Sebelumnya, Nadiem Makarim mengatakan, ke depan mahasiswa S1 dan Sarjana Terapan bisa bebas skripsi.
Kemudian, mahasiswa jenjang S2 dan S3 sudah bisa tidak wajib unggah jurnal yang sudah dikerjakan.
Kelonggaran tugas akhir skripsi, tesis dan disertasi pada mahasiswa ini disampaikan Nadiem saat meluncurkan "Merdeka Belajar Episode ke-26: Transformasi Standar Nasional dan Akreditasi Pendidikan Tinggi".
Dalam kebijakan Transformasi Standar Nasional, Nadiem mengatakan, sejauh ini ada banyak kendala dialami oleh kampus maupun mahasiswa terkait tugas akhir.

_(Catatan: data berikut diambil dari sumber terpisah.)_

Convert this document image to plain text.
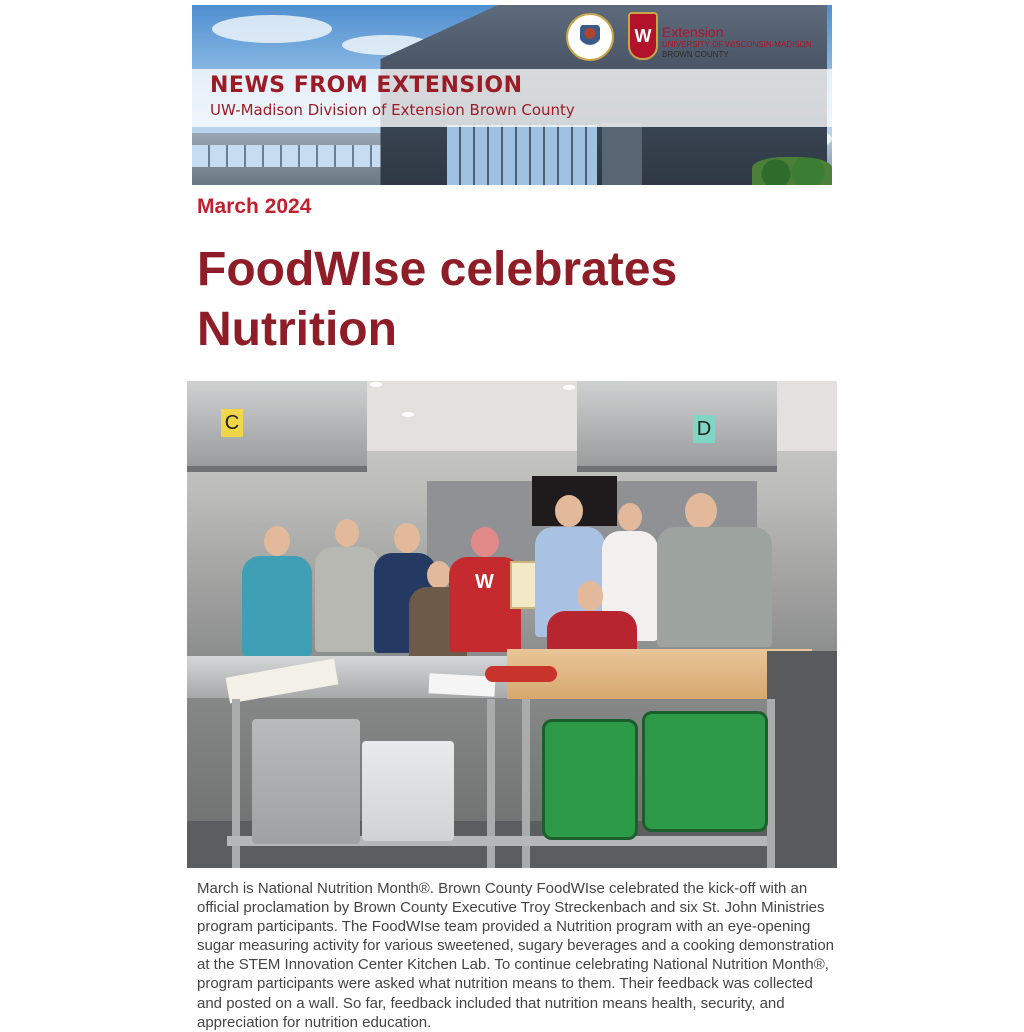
W Extension
UNIVERSITY OF WISCONSIN-MADISON
BROWN COUNTY
NEWS FROM EXTENSION
UW-Madison Division of Extension Brown County
March 2024
FoodWIse celebrates Nutrition
C	D
W
March is National Nutrition Month®. Brown County FoodWIse celebrated the kick-off with an official proclamation by Brown County Executive Troy Streckenbach and six St. John Ministries program participants. The FoodWIse team provided a Nutrition program with an eye-opening sugar measuring activity for various sweetened, sugary beverages and a cooking demonstration at the STEM Innovation Center Kitchen Lab. To continue celebrating National Nutrition Month®, program participants were asked what nutrition means to them. Their feedback was collected and posted on a wall. So far, feedback included that nutrition means health, security, and appreciation for nutrition education.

Ia mencontohkan, mahasiswa program sarjana wajib membuat skripsi, mahasiswa program magister wajib publikasi dalam jurnal ilmiah terakreditasi, dan mahasiswa program Doktor wajib publikasi dalam jurnal internasional bereputasi.
Selain beban dari segi waktu, menurutnya, hal itu menghambat mahasiswa dan perguruan tinggi bisa bergerak luas merancang proses dan bentuk pembelajaran sesuai kebutuhan keilmuan dan perkembangan teknologi.
"Padahal perguruan tinggi perlu menyesuaikan bentuk pembelajaran agar lebih relevan dengan dunia nyata. Karena itu, perguruan tinggi perlu ruang lebih luas untuk mengakui dan menilai hasil pembelajaran di luar kelas," kata Nadiem, dilansir dari kanal YouTube Kemendikbud Ristek, Selasa (29/8/2023). (*)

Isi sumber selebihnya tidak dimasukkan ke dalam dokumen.